Program:

Building Confidence: Demystifying Payment and Performance Bonds

Date / Time:

November 22, 2024 / 9:30 am CT

Event Type:

Conference

Location:

New Orleans, LA

Registration:

Visit this link to register. 

Description:

The Miller Act mandates that construction contractors must post payment and performance bonds to secure a federal project contract. A performance bond ensures the project’s completion as per the contract’s specifications, protecting the government, while a payment bond safeguards subcontractors and suppliers against non-payment by contractors. These bonds must be issued by surety companies that meet the legal and regulatory requirements of the Treasury Department. Each surety company follows its own underwriting process to assess the contractor’s creditworthiness, with many offering programs for small contractors and collaborating with the SBA to provide surety bonds to eligible candidates. Once you obtain the bonds, understanding who is protected, the process for making claims and the implication for contractors is important in managing risk. Questions often arise regarding the extent of the surety’s obligations, defenses to claims and what is covered by the bonds.

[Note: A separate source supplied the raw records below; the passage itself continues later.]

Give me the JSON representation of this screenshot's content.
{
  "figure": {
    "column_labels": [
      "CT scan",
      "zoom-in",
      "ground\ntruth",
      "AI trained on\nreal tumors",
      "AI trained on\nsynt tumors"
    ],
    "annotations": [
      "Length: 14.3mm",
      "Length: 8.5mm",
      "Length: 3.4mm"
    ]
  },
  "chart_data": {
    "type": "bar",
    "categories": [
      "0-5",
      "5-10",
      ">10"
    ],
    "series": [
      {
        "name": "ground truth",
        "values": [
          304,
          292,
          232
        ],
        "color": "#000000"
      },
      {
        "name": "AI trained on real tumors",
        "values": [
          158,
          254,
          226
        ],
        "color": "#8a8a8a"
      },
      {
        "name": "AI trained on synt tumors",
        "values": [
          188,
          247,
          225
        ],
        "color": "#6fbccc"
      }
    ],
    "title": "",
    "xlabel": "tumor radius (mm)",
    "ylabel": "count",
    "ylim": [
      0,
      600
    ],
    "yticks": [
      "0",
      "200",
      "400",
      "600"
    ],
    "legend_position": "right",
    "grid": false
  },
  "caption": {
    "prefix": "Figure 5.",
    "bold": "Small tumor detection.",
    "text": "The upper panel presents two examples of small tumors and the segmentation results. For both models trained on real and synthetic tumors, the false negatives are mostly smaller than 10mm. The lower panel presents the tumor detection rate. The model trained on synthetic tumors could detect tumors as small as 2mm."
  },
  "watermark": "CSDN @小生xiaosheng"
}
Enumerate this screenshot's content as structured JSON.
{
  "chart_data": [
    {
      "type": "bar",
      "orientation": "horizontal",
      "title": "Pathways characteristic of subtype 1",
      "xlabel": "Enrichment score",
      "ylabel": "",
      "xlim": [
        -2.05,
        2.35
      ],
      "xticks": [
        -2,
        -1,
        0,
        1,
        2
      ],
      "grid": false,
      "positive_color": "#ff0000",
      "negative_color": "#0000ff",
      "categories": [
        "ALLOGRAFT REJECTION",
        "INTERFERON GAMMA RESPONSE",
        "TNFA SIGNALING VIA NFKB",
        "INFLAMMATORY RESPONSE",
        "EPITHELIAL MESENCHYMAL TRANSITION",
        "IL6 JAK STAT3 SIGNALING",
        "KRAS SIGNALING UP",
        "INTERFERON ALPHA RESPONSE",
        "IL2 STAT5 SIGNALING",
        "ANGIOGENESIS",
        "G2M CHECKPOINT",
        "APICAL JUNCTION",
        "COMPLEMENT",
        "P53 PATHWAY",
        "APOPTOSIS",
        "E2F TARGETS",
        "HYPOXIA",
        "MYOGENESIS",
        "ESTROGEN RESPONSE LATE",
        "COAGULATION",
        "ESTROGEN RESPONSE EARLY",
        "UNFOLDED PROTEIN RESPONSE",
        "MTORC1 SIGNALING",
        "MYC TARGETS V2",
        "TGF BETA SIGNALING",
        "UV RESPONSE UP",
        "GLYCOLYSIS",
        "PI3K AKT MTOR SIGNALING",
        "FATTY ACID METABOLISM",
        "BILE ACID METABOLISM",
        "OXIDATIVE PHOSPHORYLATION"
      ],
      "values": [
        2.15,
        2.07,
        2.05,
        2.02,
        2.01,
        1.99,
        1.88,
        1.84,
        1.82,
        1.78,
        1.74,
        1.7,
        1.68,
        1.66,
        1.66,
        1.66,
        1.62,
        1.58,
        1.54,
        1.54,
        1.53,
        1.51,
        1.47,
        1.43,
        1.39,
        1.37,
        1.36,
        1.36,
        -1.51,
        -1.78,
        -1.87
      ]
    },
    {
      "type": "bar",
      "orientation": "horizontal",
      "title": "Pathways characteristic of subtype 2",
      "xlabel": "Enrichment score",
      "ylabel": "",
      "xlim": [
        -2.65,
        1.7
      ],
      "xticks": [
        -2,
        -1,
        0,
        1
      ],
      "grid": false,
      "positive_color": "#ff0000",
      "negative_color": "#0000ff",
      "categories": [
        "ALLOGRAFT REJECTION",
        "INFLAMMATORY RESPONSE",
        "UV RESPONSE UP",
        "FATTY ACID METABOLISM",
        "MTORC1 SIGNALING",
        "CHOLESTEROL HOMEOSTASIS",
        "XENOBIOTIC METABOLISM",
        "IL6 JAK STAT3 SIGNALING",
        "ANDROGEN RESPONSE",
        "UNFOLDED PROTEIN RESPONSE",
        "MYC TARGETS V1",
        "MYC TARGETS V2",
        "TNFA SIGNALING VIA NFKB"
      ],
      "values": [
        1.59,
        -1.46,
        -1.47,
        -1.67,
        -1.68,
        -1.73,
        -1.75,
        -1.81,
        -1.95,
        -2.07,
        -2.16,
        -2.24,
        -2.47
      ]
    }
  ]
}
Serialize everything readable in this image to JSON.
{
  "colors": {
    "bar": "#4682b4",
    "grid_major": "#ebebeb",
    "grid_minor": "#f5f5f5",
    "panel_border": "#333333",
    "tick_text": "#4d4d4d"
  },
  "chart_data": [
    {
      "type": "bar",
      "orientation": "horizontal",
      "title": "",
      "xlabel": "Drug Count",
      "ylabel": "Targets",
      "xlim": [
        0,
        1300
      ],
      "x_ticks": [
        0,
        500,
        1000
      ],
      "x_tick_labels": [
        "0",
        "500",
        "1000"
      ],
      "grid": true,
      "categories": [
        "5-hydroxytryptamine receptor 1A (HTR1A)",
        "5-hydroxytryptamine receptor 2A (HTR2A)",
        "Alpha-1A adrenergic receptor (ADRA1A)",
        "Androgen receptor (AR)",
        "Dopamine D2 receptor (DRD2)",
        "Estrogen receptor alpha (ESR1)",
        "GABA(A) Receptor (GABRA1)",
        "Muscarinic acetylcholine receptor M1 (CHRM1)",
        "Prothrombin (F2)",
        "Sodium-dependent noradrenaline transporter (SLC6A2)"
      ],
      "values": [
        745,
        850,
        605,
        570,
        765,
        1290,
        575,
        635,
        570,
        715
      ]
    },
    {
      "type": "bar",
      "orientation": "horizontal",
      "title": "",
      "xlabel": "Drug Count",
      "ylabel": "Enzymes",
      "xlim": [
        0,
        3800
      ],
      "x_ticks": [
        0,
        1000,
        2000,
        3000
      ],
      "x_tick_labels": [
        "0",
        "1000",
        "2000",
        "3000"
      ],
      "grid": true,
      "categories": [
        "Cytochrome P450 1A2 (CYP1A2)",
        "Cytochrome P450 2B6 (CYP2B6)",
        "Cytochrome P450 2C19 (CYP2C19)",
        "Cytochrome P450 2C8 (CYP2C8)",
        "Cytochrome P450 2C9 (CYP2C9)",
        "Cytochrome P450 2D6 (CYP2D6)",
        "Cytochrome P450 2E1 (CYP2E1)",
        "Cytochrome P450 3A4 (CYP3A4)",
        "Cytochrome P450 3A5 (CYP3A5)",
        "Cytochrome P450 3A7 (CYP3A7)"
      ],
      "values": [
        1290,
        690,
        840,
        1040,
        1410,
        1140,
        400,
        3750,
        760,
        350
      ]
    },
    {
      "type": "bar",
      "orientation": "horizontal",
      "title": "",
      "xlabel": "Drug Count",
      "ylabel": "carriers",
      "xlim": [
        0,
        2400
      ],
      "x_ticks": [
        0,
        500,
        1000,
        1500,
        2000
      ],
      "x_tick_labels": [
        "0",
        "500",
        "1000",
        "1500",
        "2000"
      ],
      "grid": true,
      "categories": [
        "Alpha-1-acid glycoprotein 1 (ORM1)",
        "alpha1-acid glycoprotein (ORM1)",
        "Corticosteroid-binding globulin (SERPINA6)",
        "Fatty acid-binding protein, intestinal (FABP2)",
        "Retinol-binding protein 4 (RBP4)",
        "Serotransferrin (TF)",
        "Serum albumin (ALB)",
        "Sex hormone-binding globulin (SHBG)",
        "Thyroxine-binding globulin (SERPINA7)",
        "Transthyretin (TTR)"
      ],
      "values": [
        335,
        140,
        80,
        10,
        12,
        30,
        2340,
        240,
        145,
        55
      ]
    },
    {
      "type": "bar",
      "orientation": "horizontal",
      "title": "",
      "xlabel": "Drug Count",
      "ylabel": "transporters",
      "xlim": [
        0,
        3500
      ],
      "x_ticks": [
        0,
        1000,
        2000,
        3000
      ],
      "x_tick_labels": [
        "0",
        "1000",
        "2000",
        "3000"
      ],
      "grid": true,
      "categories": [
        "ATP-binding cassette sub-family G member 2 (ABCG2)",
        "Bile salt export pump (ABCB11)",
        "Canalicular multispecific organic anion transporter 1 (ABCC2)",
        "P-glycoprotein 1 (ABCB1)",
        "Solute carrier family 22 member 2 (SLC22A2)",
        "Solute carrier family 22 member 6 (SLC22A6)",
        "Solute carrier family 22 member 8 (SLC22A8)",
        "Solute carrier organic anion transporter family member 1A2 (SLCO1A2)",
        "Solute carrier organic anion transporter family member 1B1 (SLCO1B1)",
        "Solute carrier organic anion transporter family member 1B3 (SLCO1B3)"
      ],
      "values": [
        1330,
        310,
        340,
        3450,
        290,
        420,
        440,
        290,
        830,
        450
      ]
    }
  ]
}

How claims against these bonds impact the contractor are important to managing risk, and understanding the terms of any guarantee or indemnity agreement executed by the contractor (and, likely, the individuals that own the company) in favor of the surety is central to that analysis.

To effectively protect their business and personal assets, this session will help construction contractors navigate the underwriting process, understand their obligations, and optimize their credit potential.